1. NEBRASKA (11-0)
2. OKLAHOMA (9-1)
3. MICHIGAN (11-0)
While Nebraska and Oklahoma played the latest Game of the Decade (page 22), Michigan rested until New Year's Day and Stanford. The only other issue at stake in the Midwest was second place in the Missouri Valley Conference, and Tulsa, Louisville and North Texas State finished in a tie behind Memphis State. Tulsa gained its share of the runner-up spot by beating Wichita State 31-13. State had taken a 7-0 lead, but the Golden Hurricane blew past the Shockers when Sam Henry kicked a 27-yard field goal and Quarterback Todd Starks heaved a 61-yard touchdown pass to James Shaw.
Louisville, playing at home, wanted a win over Cincinnati for Coach Lee Corso, who was rumored to be leaving to take over at Maryland.
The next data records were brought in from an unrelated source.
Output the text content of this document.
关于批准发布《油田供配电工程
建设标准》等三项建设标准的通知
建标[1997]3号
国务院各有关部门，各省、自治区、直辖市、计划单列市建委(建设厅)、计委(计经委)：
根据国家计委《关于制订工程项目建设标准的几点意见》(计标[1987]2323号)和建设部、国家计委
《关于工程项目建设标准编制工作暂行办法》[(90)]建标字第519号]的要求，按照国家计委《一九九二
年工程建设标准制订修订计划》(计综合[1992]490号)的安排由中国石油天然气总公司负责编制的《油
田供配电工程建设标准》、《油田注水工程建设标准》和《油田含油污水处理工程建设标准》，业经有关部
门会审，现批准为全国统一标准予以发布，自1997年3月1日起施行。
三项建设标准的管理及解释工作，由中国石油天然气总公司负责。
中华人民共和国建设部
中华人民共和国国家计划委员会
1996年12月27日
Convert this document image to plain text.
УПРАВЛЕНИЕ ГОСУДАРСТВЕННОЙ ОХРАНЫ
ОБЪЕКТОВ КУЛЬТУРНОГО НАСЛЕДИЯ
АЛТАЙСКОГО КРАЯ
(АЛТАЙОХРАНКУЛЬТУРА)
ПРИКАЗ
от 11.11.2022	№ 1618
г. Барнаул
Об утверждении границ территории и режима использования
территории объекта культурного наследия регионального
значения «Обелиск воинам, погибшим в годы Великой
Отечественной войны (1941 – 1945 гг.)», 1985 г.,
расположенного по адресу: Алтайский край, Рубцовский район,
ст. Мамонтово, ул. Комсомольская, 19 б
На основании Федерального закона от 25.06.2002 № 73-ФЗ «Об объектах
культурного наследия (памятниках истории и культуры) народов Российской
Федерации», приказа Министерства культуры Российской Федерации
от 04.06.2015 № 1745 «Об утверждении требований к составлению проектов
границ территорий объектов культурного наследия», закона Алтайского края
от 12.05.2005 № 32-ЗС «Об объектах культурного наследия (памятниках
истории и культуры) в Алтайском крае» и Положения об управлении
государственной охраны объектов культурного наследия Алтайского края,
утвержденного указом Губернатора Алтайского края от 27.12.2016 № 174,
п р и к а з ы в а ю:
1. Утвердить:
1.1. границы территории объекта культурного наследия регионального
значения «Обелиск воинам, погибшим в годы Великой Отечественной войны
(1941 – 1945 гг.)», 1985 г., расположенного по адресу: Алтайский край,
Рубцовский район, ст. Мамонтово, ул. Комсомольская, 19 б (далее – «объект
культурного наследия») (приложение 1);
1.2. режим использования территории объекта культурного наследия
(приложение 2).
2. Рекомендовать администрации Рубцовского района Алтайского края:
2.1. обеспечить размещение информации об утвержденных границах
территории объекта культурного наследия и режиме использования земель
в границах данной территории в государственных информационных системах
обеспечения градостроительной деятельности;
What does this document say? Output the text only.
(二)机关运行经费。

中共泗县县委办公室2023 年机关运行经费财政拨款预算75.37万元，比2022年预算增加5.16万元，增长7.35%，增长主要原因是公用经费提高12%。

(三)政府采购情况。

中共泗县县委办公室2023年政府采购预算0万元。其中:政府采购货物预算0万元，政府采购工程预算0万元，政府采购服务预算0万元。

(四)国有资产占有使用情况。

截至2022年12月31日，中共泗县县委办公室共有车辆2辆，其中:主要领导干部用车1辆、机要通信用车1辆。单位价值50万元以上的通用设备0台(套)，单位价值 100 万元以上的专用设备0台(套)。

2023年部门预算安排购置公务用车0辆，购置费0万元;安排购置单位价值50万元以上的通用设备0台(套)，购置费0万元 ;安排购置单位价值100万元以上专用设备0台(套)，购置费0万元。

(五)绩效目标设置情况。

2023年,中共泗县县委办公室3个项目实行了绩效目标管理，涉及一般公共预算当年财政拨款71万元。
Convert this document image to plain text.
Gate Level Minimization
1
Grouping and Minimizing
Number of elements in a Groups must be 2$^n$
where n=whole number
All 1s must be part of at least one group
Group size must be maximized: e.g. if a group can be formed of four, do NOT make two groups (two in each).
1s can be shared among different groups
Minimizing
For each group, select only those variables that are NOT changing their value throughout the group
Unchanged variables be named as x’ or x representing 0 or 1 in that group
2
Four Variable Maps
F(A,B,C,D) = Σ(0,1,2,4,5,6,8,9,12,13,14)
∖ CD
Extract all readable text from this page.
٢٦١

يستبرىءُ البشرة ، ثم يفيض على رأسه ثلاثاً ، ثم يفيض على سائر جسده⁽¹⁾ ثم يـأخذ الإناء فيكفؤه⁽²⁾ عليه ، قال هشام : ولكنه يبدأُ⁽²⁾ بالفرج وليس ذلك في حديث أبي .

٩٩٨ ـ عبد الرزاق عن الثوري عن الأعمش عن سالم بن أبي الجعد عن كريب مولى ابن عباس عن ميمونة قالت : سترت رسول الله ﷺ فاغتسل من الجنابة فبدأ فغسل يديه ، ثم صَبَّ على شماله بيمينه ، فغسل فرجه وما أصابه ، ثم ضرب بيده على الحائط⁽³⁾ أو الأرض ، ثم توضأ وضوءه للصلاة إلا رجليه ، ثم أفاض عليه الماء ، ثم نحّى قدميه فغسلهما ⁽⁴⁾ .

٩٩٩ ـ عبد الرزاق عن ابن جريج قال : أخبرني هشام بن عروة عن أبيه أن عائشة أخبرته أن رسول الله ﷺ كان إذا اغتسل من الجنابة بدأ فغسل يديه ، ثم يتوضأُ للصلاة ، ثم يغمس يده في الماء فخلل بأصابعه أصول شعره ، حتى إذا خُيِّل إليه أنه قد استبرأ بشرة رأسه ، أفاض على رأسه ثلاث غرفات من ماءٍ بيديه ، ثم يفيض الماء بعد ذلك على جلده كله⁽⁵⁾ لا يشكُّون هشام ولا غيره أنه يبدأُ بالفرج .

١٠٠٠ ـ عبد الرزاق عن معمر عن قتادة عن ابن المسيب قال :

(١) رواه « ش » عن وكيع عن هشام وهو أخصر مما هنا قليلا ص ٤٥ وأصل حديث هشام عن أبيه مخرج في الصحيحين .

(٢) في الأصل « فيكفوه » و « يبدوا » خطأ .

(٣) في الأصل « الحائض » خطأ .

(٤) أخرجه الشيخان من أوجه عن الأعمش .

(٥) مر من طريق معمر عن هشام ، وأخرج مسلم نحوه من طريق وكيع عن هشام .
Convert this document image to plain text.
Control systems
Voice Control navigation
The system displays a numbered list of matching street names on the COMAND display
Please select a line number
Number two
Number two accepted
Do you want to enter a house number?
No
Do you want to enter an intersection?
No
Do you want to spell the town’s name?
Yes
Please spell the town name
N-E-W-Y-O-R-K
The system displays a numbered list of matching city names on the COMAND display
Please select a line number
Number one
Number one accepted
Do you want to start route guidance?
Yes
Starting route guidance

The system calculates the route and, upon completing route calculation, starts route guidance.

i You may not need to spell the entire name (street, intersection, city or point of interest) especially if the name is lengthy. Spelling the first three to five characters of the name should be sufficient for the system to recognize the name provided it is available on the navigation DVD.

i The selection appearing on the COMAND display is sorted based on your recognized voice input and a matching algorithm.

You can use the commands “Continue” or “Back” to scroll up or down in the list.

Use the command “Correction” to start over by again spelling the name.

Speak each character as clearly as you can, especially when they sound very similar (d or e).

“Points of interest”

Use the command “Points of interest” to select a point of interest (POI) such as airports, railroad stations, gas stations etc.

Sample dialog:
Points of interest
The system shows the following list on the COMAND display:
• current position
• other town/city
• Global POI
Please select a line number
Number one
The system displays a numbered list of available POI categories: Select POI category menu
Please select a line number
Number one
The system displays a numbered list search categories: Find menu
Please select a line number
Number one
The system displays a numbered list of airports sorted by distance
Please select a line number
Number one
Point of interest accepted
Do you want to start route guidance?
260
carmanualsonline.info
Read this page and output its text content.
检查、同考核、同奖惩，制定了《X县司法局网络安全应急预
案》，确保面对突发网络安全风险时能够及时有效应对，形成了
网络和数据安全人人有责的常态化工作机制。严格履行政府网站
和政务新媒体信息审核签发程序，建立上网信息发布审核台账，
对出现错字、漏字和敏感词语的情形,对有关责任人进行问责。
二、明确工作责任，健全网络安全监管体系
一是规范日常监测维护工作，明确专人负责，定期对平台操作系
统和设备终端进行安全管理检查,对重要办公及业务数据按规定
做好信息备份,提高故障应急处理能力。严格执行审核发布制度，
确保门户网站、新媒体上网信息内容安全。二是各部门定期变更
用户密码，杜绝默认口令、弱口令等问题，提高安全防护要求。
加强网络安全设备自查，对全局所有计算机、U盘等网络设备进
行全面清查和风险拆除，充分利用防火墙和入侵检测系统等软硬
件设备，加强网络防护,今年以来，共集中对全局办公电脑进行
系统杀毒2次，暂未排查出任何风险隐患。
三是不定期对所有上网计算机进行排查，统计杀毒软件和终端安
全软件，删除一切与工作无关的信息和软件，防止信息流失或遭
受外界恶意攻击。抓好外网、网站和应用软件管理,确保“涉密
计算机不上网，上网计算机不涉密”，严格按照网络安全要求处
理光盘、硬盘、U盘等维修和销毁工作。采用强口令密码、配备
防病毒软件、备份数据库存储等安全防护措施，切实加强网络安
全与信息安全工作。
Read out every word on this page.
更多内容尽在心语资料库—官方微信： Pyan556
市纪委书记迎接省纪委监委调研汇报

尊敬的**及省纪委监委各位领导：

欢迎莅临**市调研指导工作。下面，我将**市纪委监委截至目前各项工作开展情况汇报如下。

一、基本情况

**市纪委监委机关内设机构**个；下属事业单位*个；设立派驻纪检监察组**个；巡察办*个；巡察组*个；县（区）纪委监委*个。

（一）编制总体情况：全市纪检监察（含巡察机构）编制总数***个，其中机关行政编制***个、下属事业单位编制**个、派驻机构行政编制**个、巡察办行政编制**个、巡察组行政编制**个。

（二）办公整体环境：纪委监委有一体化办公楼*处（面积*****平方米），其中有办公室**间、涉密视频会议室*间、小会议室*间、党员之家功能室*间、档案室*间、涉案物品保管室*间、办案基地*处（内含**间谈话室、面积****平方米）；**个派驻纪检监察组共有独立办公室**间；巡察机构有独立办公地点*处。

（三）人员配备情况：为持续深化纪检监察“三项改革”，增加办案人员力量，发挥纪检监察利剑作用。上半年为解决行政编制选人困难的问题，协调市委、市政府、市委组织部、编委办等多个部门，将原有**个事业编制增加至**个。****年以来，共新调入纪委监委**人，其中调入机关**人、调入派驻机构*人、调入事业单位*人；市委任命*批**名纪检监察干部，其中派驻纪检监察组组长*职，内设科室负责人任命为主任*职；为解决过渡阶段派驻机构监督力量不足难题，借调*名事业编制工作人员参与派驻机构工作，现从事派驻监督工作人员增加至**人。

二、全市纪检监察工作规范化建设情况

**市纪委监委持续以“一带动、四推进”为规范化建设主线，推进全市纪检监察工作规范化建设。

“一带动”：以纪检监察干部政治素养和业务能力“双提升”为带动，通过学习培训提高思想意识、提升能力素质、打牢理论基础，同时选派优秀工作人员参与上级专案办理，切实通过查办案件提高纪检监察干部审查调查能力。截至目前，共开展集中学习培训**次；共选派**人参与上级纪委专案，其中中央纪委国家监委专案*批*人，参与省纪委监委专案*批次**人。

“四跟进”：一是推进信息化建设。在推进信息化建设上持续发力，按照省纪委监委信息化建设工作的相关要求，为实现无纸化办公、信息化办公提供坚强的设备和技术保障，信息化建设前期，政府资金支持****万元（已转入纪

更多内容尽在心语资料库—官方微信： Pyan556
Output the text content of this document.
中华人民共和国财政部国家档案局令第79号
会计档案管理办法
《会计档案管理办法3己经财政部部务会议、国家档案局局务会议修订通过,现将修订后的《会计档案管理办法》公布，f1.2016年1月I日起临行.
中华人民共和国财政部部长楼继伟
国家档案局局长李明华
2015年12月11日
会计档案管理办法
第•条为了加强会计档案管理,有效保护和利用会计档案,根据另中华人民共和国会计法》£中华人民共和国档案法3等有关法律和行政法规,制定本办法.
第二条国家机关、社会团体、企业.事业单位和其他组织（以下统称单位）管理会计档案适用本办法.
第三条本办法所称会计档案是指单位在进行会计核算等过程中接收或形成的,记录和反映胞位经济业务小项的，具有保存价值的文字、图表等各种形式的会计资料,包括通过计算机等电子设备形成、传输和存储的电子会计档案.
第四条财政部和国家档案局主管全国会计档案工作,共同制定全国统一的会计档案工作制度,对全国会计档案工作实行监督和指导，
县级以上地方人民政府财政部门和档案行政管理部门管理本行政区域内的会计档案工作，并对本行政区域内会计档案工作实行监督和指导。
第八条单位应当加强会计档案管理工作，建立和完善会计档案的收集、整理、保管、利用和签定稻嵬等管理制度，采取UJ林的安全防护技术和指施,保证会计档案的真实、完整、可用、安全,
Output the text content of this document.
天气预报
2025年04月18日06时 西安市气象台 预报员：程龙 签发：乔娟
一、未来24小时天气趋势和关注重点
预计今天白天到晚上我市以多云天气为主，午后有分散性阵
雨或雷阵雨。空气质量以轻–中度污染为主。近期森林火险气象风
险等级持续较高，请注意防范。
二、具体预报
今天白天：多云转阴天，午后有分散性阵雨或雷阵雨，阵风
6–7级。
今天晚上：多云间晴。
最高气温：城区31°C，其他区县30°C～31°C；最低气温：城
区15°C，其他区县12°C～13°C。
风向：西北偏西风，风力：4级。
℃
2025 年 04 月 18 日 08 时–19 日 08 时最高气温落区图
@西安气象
But the Bearcats' Mel Riggins plunged for a TD from the one with 1:43 remaining and Defensive Back Jim Henderson stopped the Cardinals with an interception a few seconds later to preserve a 19-16 victory for Cincinnati.
1. ALABAMA (11-0)
2. AUBURN (9-1)
3. GEORGIA (10-1)
Alabama smothered Auburn in the biggest game in the South (page 25), but there was one upset, two close calls and at least one unusual incident in other regional games. "Everything went wrong for me this week," said Clemson Coach Hootie Ingram. That was his way of saying that South Carolina was in for trouble—and indeed it was as Clemson upset the Gamecocks 17-7 for its first victory over South Carolina since 1967.
Georgia and Tennessee were hard pressed to claim their respective state titles. Just about the time that most Americans were trying to digest too much turkey, Georgia Tech appeared to have chewed up the Bulldogs in a 24-21 upset. Even Georgia's sophomore Quarterback Andy Johnson thought his team was beaten when Tech scored its go-ahead touchdown and then stopped Georgia at the nine with only three minutes remaining. But starting from the Tech 35, with 1:29 left, Johnson passed the Bulldogs to the one-yard line and Jimmy Poulos plunged for a TD with 14 seconds left to win 28-24. " Johnson can pass, in case anybody still wants to know," said Coach Vince Dooley afterward. A writer responded, "We knew that. It's good Vince finally figured it out."
Tennessee trailed Vanderbilt 7-0 after three quarters. But Vol Quarterback Jim Maxwell escaped Vanderbilt's defensive end, George Abernathy, long enough to complete a six-yard touchdown pass to Sonny Leach to tie the game, and George Hunt booted a 39-yard field goal with 3:47 remaining for a 10-7 lead. Tennessee added another touchdown and a safety for a 19-7 triumph.
Florida, LSU and Mississippi had little trouble winning, but John Reaves of the Gators needed some hanky-panky from his teammates to surpass Jim Plunkett's career total-yardage record. Florida beat Miami 45-16, but the Gator defense—responding to Orange Bowl chants of "Let 'em score"—actually dropped to the artificial turf with 1:10 to play and allowed the Hurricanes an uncontested touchdown so Reaves could get one more chance to reach his ultimate 7,549-yard total, five better than Plunkett's. Florida Coach Doug Dickey later had words with a Miami assistant, but said the defense did the swan dive on its own. "I would rather not have had to do it that way, but certain records are worth going after, I guess," Dickey said. "It was the worst thing I have ever seen in football," said Miami Coach Fran Curci. "A disgrace. A pure lack of class. I was watching Dickey the whole time and saw him send the boy in with the call. I've lost all respect for Dickey as a coach and as a man." Reaves later did a dive of his own—into a fountain when his teammates dunked him. Mississippi humiliated Mississippi State 48-0, and LSU, with Andy Hamilton making six catches and two touchdowns, defeated Tulane 36-7. Hamilton broke two Tiger records held by Ken Kavanaugh Sr. Said Ken Kavanaugh Jr., Hamilton's teammate, "Shucks, that's great."